Esta questão tem sido debatida constantemente nos últimos anos em diversos setores brasileiros. Percebendo a necessidade de solucionar alguns dos problemas das empresas, conversamos sobre o assunto com Salomão Rabinovich, psicólogo clínico, membro da Academia Paulista de Psicologia, professor de Ética Profissional, diretor do Cepat - Centro de Psicologia Aplicada ao Trânsito e presidente da Avitran - Associação das Vítimas de Trânsito. Ele oferece Consultoria em Ética Corporativa para facilitar o diálogo da empresa com seus funcionários e com o mercado.
O trabalho desenvolvido por Rabinovich aborda questões relativas ao comportamento e ao relacionamento com a adoção de uma postura transparente e correta por todas as partes envolvidas. "Ética corporativa é uma postura que a empresa tem, uma filosofia ética de respeito a todos os componentes do processo operacional até o consumidor final".
ÉTICA TAMBÉM SIGNIFICA RESPEITO AO CONSUMIDOR?
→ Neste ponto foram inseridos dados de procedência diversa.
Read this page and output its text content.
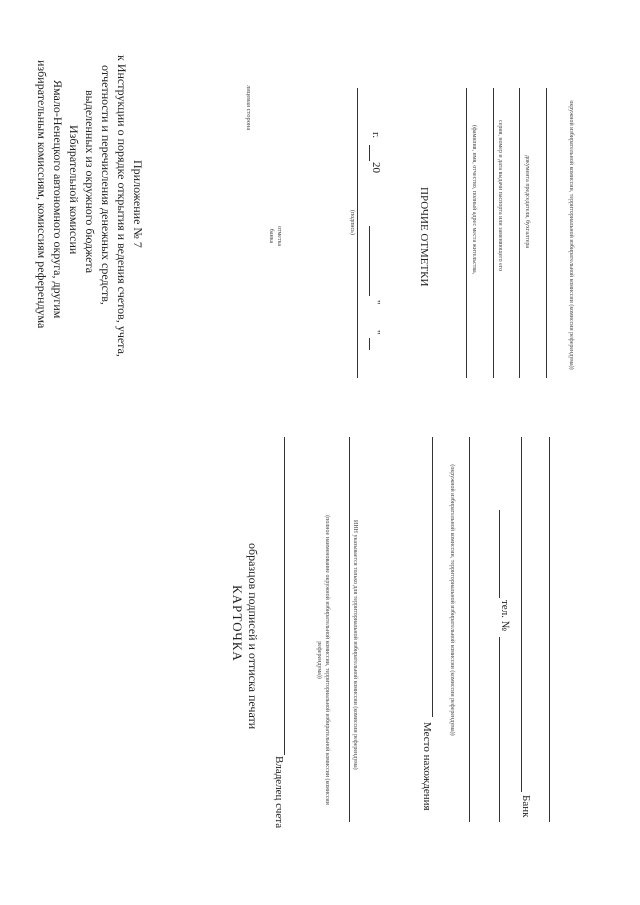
Приложение № 7
к Инструкции о порядке открытия и ведения счетов, учета,
отчетности и перечисления денежных средств,
выделенных из окружного бюджета
Избирательной комиссии
Ямало-Ненецкого автономного округа, другим
избирательным комиссиям, комиссиям референдума	лицевая сторона
отметка банка
"
"
20
г.
(подпись)	ПРОЧИЕ ОТМЕТКИ	(фамилия, имя, отчество, полный адрес места жительства,	серия, номер и дата выдачи паспорта или заменяющего его	документа председателя, бухгалтера	окружной избирательной комиссии, территориальной избирательной комиссии (комиссии референдума))
КАРТОЧКА образцов подписей и оттиска печати
Владелец счета	(полное наименование окружной избирательной комиссии, территориальной избирательной комиссии (комиссии референдума))	ИНН указывается только для территориальной избирательной комиссии (комиссии референдума)	Место нахождения
(окружной избирательной комиссии, территориальной избирательной комиссии (комиссии референдума))	тел. №
Банк
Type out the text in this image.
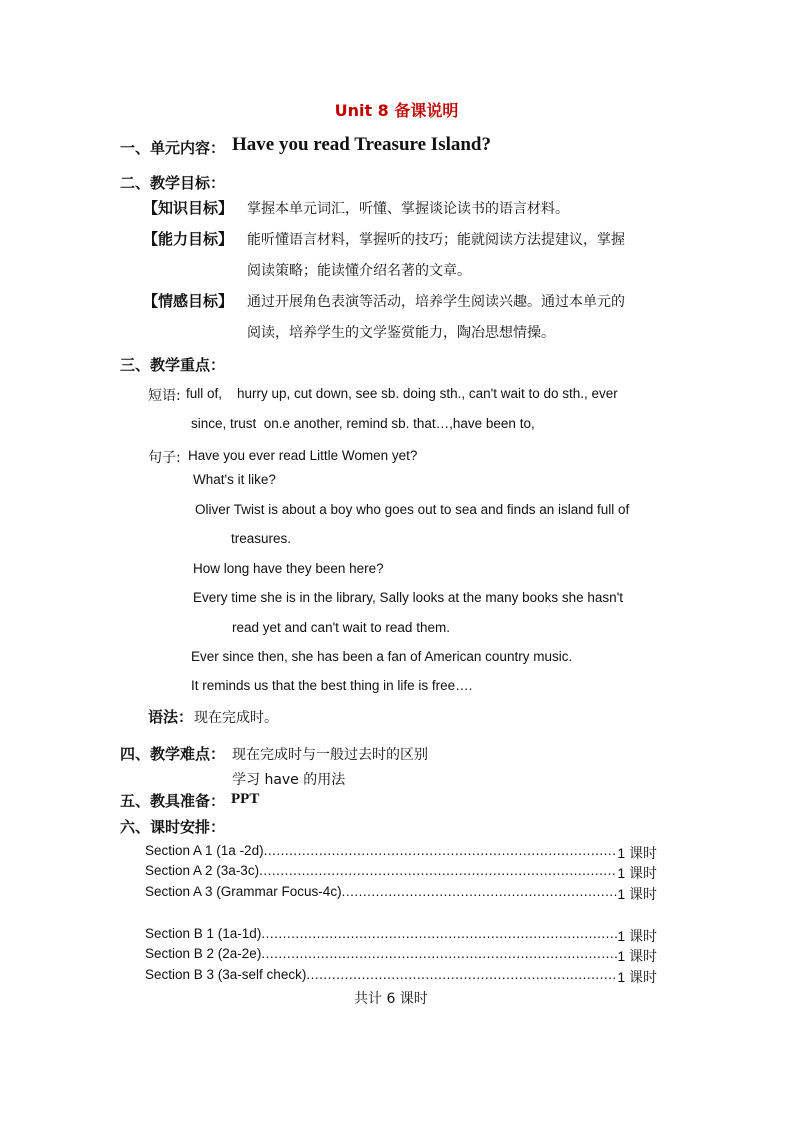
Unit 8 备课说明
一、单元内容： Have you read Treasure Island?
二、教学目标：
【知识目标】 掌握本单元词汇，听懂、掌握谈论读书的语言材料。
【能力目标】 能听懂语言材料，掌握听的技巧；能就阅读方法提建议，掌握
阅读策略；能读懂介绍名著的文章。
【情感目标】 通过开展角色表演等活动，培养学生阅读兴趣。通过本单元的
阅读，培养学生的文学鉴赏能力，陶冶思想情操。
三、教学重点：
短语: full of,    hurry up, cut down, see sb. doing sth., can't wait to do sth., ever
since, trust  on.e another, remind sb. that…,have been to,
句子: Have you ever read Little Women yet?
What's it like?
Oliver Twist is about a boy who goes out to sea and finds an island full of
treasures.
How long have they been here?
Every time she is in the library, Sally looks at the many books she hasn't
read yet and can't wait to read them.
Ever since then, she has been a fan of American country music.
It reminds us that the best thing in life is free….
语法： 现在完成时。
四、教学难点： 现在完成时与一般过去时的区别
学习 have 的用法
五、教具准备： PPT
六、课时安排：
Section A 1 (1a -2d) .....	1 课时
Section A 2 (3a-3c) .....	1 课时
Section A 3 (Grammar Focus-4c) .....	1 课时
Section B 1 (1a-1d) .....	1 课时
Section B 2 (2a-2e) .....	1 课时
Section B 3 (3a-self check) .....	1 课时
共计 6 课时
Com relação aos produtos e serviços oferecidos à população, é importante destacar que a empresa deve cumprir suas promessas... "Os consumidores têm o direito de serem respeitados. A empresa não precisa dar nada além do que aquilo que promete. Isso deve ser um jogo muito claro, o que não acontece, pois temos uma deficiência cultural muito grande no Brasil". Rabinovich acredita que estamos passando por uma crise moral: nossa dinâmica atual se baseia em ganhar, e a crise só pode ser resolvida se passarmos por uma revolução cultural. "Para ter uma postura ética, a empresa precisa transparecer isso, ou seja, é necessário que ela mostre que está interessada e que tenha capacidade de ouvir. Queremos desenvolver um trabalho que estimule uma relação ética entre empresa e funcionários, fornecedores e clientes. Infelizmente, muitas empresas fazem propaganda enganosa porque não têm infra-estrutura para dar um atendimento compatível à idéia que querem passar, o que se chama "hipocrisia social", afirma o psicólogo.
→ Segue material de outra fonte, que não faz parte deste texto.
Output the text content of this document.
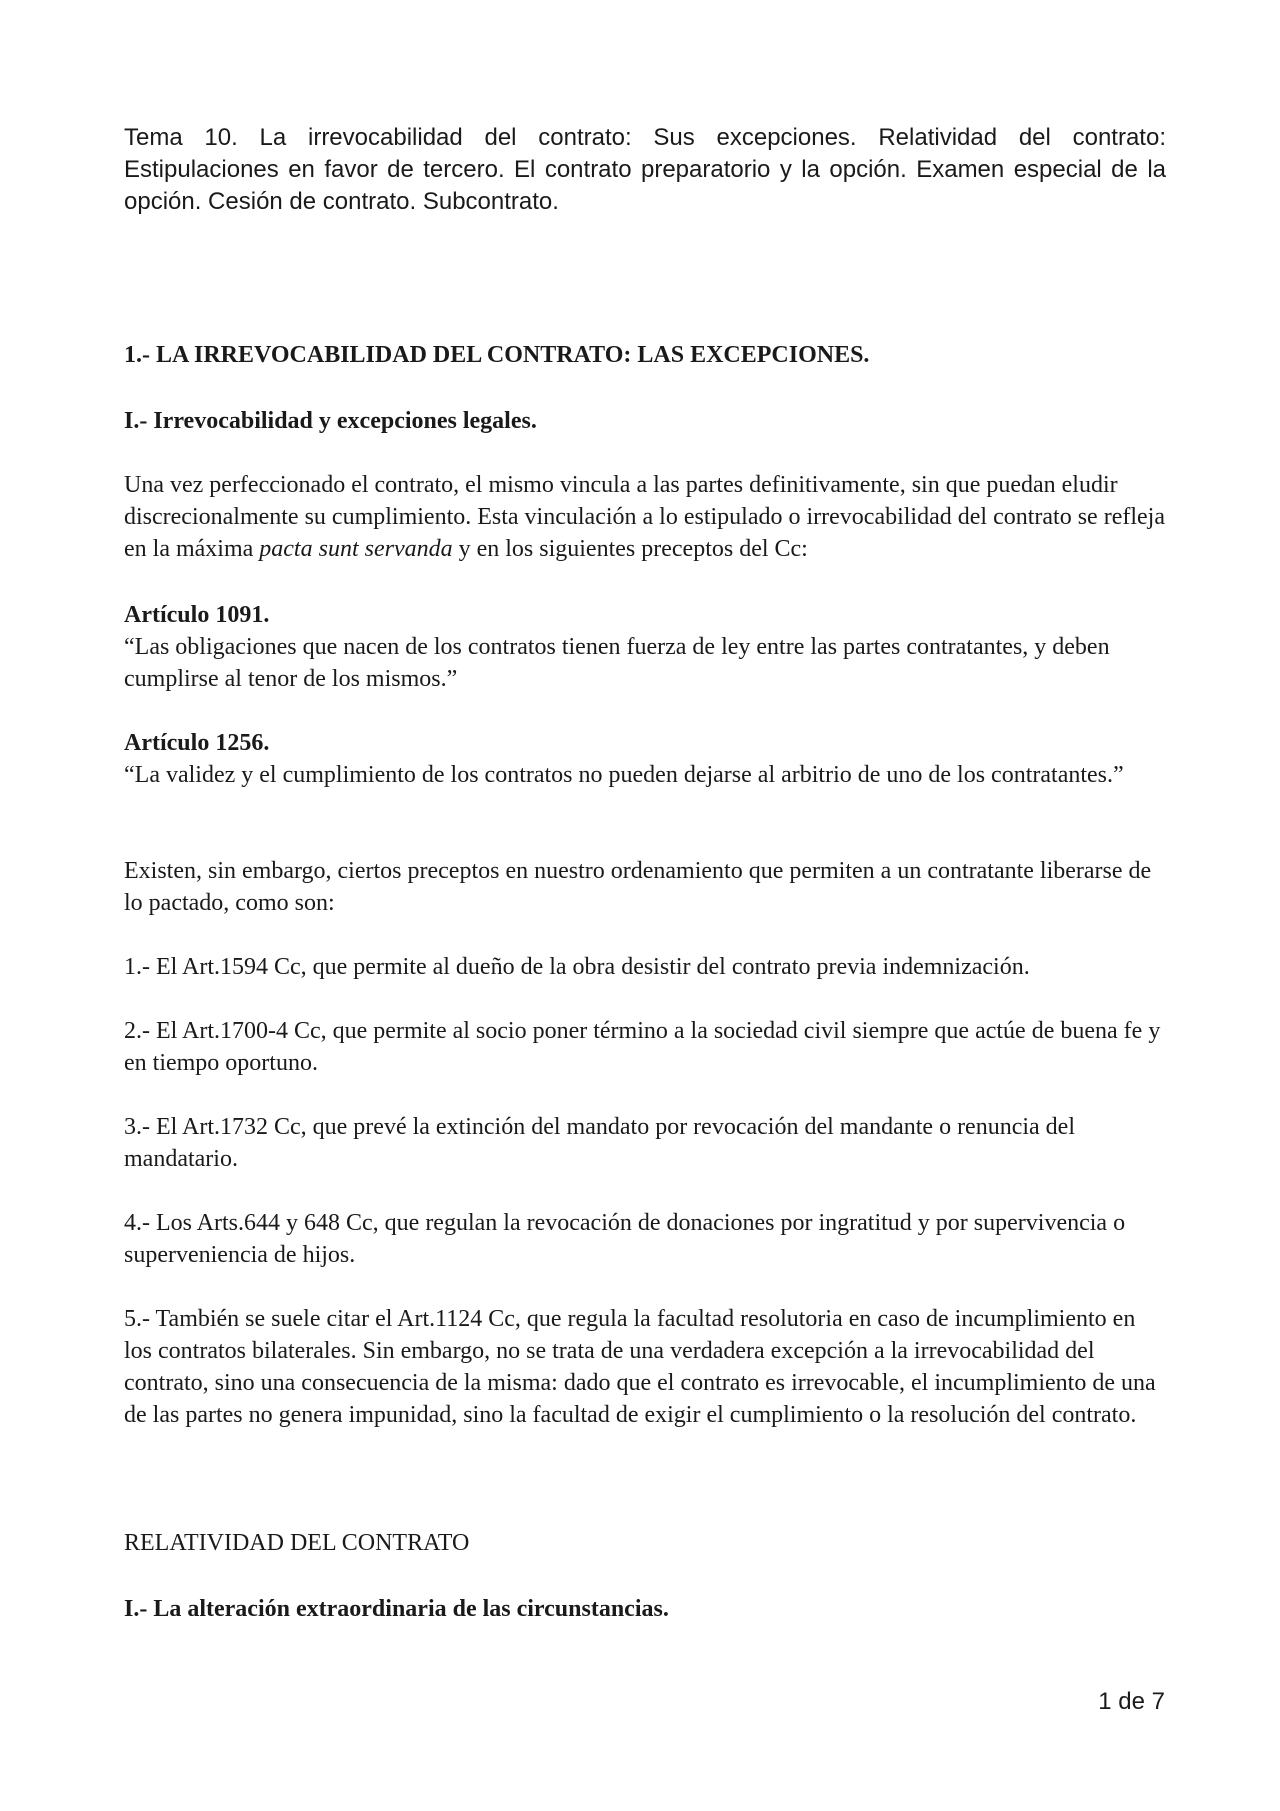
Tema 10. La irrevocabilidad del contrato: Sus excepciones. Relatividad del contrato: Estipulaciones en favor de tercero. El contrato preparatorio y la opción. Examen especial de la opción. Cesión de contrato. Subcontrato.

1.- LA IRREVOCABILIDAD DEL CONTRATO: LAS EXCEPCIONES.

I.- Irrevocabilidad y excepciones legales.

Una vez perfeccionado el contrato, el mismo vincula a las partes definitivamente, sin que puedan eludir discrecionalmente su cumplimiento. Esta vinculación a lo estipulado o irrevocabilidad del contrato se refleja en la máxima pacta sunt servanda y en los siguientes preceptos del Cc:

Artículo 1091.

“Las obligaciones que nacen de los contratos tienen fuerza de ley entre las partes contratantes, y deben cumplirse al tenor de los mismos.”

Artículo 1256.

“La validez y el cumplimiento de los contratos no pueden dejarse al arbitrio de uno de los contratantes.”

Existen, sin embargo, ciertos preceptos en nuestro ordenamiento que permiten a un contratante liberarse de lo pactado, como son:

1.- El Art.1594 Cc, que permite al dueño de la obra desistir del contrato previa indemnización.

2.- El Art.1700-4 Cc, que permite al socio poner término a la sociedad civil siempre que actúe de buena fe y en tiempo oportuno.

3.- El Art.1732 Cc, que prevé la extinción del mandato por revocación del mandante o renuncia del mandatario.

4.- Los Arts.644 y 648 Cc, que regulan la revocación de donaciones por ingratitud y por supervivencia o superveniencia de hijos.

5.- También se suele citar el Art.1124 Cc, que regula la facultad resolutoria en caso de incumplimiento en los contratos bilaterales. Sin embargo, no se trata de una verdadera excepción a la irrevocabilidad del contrato, sino una consecuencia de la misma: dado que el contrato es irrevocable, el incumplimiento de una de las partes no genera impunidad, sino la facultad de exigir el cumplimiento o la resolución del contrato.

RELATIVIDAD DEL CONTRATO

I.- La alteración extraordinaria de las circunstancias.

1 de 7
Ele ainda alerta sobre o grande número de golpes aplicados no País e sobre a postura dos brasileiros de apenas reclamar em vez de investir em mudanças reais e eficientes. "Acreditamos na necessidade de uma revolução cultural para o País, mas isso vai levar gerações para acontecer...".
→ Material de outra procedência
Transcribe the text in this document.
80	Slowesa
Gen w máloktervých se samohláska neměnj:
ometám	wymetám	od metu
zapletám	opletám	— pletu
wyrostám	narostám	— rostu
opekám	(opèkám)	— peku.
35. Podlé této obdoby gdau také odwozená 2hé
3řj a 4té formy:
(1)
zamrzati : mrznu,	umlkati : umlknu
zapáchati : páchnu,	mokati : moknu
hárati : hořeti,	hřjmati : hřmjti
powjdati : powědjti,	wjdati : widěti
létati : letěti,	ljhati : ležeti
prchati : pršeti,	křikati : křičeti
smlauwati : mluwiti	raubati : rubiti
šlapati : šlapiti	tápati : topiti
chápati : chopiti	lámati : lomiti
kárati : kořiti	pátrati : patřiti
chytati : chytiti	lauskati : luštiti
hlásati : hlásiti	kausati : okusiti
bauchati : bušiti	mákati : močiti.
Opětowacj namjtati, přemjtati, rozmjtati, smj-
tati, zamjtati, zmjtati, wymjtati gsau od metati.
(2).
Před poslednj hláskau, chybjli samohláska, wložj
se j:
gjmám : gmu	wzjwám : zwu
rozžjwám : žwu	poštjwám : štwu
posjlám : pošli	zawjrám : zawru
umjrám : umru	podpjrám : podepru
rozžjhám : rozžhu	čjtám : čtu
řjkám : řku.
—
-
Para que esta drástica mudança aconteça, é preciso que o exemplo seja dado desde o comportamento das empresas, segundo ele. "Precisamos sensibilizar as empresas e as corporações nacionais, multinacionais, pequenas e grandes, a mudarem sua filosofia. De nada adianta uma empresa querer desenvolver este trabalho se ela não contar com a pré-disposição da Diretoria, por exemplo".
O APOIO DA DIRETORIA É FUNDAMENTAL!
O trabalho começa com um diagnóstico feito a partir de conversas com a alta cúpula e com os executivos para saber qual é a queixa principal dentro da corporação - só depois é que são propostas algumas ações. Todo o processo deve ser acompanhado pelo Departamento de Recursos Humanos da empresa, o que é fundamental para garantir o andamento do trabalho.
O objetivo final é garantir a satisfação do cliente e, assim, torná-lo fiel à empresa. "Este tipo de Consultoria começou muito lentamente nos Estados Unidos e estamos trazendo esta semente para o Brasil. Garanto que os resultados tendem a ser maravilhosos, pois a partir deles poderemos fazer uma divulgação com base na satisfação de nossos clientes".
* Naísa Modesto é jornalista da Catho Online.